The Kremlin Armory school of icon-painters appeared in the 1640s, following the dissolution of the Iconic Chancery (Prikaz) and affiliation of the Iconic Chamber with the Armory. The school was run by boyard Khitrovo, a fine art connoisseur with SImon Ushakov put as a supervisor of the icon-painting works. Other masters included Kondratyev, Bezmin, Yakov Kazanets Iosif Vladimirov, Georgy Zinoviev, Nikita Pavlovets, Tikhon Filatyev, Fedor Zubov and Kirill Ulanov.
Simon Ushakov’s most favorite theme was the image of the Savior Not Made by Hands – the icon with a strong emphasis on naturalistic depiction of Christ’s face. Naturalism, a very distinctive painting style of Simon Ushakov, is generally very typical of the Armory iconographers who tended to appeal to the Western art culture.

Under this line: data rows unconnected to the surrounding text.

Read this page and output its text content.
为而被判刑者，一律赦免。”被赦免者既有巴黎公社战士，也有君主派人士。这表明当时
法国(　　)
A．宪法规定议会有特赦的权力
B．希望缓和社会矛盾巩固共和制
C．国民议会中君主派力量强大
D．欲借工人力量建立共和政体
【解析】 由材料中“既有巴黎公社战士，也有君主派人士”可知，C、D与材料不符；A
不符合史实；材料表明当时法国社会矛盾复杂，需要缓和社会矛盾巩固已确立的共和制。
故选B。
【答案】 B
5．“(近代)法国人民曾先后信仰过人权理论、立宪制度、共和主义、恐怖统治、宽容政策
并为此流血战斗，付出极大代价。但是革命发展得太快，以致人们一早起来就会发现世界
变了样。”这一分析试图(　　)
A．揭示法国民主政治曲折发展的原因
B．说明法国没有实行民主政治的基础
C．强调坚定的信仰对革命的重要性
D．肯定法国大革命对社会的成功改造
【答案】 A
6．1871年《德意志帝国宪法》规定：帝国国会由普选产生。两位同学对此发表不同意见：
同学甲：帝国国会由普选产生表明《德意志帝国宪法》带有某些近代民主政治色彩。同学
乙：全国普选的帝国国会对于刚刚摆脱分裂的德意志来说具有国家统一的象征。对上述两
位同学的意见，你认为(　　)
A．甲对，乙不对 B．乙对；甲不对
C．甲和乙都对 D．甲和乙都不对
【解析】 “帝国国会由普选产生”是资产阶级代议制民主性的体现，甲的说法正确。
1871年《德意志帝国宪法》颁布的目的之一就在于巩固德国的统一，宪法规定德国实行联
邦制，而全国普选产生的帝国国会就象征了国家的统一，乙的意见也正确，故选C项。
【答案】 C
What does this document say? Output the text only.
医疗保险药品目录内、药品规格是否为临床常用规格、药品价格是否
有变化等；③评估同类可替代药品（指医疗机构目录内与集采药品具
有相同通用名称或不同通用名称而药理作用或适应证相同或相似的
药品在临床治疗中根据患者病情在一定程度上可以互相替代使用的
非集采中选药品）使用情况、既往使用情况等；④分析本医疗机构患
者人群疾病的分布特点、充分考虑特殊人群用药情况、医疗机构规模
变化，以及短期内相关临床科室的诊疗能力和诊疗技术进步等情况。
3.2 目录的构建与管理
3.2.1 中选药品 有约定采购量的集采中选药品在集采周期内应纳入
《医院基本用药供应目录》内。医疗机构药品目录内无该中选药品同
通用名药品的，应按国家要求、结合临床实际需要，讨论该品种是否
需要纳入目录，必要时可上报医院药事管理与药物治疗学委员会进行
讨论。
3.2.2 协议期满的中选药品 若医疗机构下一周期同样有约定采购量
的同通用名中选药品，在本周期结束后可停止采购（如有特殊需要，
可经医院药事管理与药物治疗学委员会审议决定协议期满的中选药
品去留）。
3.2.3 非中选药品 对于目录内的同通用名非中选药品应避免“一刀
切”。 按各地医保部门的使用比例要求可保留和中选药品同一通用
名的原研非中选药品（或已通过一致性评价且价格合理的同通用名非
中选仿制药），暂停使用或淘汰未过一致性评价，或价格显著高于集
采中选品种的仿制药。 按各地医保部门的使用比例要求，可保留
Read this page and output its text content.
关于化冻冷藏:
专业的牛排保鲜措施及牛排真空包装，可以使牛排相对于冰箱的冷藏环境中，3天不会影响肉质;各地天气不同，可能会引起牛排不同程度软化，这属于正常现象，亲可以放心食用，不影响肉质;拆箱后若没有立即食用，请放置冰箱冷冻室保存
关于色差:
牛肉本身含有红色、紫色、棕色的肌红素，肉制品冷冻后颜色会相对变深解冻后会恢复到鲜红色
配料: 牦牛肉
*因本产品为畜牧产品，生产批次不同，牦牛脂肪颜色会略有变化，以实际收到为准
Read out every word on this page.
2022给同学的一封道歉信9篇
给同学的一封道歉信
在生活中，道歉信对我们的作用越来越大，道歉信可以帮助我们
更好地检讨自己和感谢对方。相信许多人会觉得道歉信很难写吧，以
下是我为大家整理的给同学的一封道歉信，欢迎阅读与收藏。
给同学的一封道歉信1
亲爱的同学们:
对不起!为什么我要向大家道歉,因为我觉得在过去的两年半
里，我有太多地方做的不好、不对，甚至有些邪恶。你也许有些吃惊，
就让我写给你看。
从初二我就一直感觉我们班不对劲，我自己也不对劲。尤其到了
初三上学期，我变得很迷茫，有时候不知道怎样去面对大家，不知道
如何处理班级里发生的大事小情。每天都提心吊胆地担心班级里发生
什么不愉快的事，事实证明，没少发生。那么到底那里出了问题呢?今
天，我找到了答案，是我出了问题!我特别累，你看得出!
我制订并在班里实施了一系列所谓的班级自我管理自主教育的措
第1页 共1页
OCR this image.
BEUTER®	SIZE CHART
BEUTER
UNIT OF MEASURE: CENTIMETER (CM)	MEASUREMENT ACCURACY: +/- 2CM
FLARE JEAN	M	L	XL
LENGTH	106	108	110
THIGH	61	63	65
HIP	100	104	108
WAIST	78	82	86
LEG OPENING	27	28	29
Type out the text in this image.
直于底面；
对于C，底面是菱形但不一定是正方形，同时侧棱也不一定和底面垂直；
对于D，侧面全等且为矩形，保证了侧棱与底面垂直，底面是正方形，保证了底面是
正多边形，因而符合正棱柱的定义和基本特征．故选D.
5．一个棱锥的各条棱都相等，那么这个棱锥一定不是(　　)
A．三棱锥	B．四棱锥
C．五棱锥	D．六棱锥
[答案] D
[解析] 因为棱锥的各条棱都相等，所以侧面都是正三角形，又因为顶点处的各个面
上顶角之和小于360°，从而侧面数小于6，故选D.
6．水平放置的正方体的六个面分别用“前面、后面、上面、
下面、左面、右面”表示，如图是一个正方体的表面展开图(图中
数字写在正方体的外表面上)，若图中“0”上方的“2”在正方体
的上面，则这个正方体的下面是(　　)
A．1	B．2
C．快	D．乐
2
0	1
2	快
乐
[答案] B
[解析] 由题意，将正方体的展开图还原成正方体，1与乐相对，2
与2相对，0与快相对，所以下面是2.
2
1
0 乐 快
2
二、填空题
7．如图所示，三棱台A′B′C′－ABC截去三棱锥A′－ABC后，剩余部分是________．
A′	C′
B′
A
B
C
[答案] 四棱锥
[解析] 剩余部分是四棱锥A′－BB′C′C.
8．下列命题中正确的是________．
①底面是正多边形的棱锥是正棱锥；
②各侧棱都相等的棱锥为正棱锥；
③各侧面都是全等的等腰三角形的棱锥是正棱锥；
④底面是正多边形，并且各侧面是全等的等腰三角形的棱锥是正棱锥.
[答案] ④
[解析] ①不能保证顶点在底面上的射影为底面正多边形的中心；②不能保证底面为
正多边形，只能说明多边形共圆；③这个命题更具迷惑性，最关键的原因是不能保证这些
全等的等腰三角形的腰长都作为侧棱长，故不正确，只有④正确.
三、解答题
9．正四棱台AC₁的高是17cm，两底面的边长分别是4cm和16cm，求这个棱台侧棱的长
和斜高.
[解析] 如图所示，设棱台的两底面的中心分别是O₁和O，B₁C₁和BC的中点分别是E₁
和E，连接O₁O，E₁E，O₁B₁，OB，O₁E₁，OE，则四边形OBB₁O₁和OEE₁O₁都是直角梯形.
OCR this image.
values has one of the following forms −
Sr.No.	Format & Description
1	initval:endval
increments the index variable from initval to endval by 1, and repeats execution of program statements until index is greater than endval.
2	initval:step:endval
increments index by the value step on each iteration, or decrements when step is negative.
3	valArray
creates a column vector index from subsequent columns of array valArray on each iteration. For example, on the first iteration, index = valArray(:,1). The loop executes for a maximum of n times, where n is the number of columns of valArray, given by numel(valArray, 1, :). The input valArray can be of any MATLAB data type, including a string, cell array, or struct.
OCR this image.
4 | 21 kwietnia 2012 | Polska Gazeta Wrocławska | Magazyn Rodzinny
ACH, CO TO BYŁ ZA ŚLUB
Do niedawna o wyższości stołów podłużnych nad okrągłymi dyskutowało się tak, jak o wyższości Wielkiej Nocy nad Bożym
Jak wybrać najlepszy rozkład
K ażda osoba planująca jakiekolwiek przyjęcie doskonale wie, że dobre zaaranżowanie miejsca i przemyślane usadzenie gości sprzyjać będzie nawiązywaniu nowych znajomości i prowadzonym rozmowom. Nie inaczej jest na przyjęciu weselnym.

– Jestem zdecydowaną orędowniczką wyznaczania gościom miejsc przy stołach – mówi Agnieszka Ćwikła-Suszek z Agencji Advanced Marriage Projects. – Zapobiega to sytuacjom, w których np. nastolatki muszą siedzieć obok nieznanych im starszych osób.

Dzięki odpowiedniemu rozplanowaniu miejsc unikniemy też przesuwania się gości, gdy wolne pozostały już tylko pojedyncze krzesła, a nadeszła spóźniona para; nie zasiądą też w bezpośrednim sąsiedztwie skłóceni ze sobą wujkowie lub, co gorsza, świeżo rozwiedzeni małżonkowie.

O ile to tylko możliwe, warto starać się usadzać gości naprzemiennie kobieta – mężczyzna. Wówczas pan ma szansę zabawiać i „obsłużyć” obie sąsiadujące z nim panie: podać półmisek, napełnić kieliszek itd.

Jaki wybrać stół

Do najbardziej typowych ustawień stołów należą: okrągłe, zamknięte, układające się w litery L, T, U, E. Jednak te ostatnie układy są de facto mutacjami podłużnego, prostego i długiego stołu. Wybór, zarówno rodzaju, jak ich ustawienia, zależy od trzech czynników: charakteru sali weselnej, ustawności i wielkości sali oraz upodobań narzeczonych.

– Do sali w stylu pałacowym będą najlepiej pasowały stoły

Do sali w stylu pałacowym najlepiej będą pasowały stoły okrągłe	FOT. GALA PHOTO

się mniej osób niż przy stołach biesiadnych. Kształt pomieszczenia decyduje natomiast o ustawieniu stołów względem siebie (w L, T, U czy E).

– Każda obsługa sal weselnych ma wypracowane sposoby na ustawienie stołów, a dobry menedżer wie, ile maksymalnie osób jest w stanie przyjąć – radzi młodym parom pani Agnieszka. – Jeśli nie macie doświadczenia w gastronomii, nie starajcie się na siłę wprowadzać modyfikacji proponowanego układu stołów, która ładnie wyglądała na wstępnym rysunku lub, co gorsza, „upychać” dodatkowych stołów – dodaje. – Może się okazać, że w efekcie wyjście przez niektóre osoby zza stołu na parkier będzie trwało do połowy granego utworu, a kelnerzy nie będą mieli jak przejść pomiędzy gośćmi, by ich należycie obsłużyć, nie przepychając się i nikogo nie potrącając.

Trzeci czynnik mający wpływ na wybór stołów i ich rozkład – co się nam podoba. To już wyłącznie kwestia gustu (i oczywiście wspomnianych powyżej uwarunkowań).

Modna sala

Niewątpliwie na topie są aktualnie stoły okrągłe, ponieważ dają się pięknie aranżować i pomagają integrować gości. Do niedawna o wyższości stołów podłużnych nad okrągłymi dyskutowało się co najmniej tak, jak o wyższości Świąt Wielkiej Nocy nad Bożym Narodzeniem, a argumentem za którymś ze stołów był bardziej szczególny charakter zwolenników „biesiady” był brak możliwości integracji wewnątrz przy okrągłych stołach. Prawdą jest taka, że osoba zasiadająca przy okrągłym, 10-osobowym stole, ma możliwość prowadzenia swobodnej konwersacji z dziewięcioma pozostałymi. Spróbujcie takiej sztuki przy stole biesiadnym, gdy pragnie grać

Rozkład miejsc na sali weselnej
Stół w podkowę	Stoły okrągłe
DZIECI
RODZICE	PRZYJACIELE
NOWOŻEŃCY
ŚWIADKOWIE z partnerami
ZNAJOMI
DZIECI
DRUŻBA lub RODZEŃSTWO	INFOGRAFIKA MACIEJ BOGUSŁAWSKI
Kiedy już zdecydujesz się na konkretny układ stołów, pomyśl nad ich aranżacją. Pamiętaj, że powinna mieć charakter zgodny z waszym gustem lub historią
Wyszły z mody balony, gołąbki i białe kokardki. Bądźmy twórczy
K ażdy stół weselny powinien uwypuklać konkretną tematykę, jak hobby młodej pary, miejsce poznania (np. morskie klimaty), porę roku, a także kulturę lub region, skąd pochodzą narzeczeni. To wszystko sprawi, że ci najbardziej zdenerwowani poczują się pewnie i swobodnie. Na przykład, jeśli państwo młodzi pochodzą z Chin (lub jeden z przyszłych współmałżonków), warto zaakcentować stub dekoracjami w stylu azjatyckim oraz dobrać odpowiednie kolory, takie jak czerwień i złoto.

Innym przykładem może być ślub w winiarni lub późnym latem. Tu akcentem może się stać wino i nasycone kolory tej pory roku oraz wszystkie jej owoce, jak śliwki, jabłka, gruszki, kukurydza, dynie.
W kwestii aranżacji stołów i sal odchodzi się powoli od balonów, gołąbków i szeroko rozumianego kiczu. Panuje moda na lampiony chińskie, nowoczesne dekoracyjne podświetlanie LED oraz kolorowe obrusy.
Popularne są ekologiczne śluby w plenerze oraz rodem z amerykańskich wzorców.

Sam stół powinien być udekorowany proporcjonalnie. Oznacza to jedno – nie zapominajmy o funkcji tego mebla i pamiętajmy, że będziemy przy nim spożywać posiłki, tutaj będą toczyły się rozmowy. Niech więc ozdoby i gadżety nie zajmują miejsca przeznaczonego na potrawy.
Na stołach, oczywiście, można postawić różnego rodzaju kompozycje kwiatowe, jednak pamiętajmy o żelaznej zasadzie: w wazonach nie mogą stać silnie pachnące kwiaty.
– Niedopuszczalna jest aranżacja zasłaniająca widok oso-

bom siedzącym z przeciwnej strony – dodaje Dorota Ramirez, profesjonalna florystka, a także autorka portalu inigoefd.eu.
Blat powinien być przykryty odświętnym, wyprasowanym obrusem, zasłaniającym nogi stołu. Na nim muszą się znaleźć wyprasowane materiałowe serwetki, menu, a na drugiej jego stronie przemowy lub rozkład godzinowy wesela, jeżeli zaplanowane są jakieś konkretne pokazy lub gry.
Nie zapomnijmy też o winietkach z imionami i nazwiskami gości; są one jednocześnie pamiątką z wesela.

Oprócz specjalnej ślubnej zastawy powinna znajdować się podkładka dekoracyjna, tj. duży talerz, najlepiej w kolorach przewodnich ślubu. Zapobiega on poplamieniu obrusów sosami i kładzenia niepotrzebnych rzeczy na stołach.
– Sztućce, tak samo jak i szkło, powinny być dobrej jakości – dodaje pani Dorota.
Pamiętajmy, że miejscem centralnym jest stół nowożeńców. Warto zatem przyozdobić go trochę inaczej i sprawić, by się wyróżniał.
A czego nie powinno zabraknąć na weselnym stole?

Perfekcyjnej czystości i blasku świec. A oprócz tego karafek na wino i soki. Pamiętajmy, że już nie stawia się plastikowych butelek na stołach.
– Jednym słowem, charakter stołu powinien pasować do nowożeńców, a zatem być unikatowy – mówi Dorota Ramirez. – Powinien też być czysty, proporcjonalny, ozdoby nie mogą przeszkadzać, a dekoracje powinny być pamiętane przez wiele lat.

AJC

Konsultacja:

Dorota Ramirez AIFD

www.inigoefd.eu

The icon of Our Lady of Vladimir entitled as the Planting and Spreading of the Tree of the Russian State (1668) and depicting all of the most prominent figures of Ancient Rus was the triumph of the Russian statehood. The icons produced by the Kremlin Armory are distinguished for the three-dimensional space, direct perspective, worked-out details, and architectural forms and landscapes. Palette was predominantly composed of the shades of red colors with golden coloring as a symbol of the divine world, yet greenish-blue shades were often used as a background.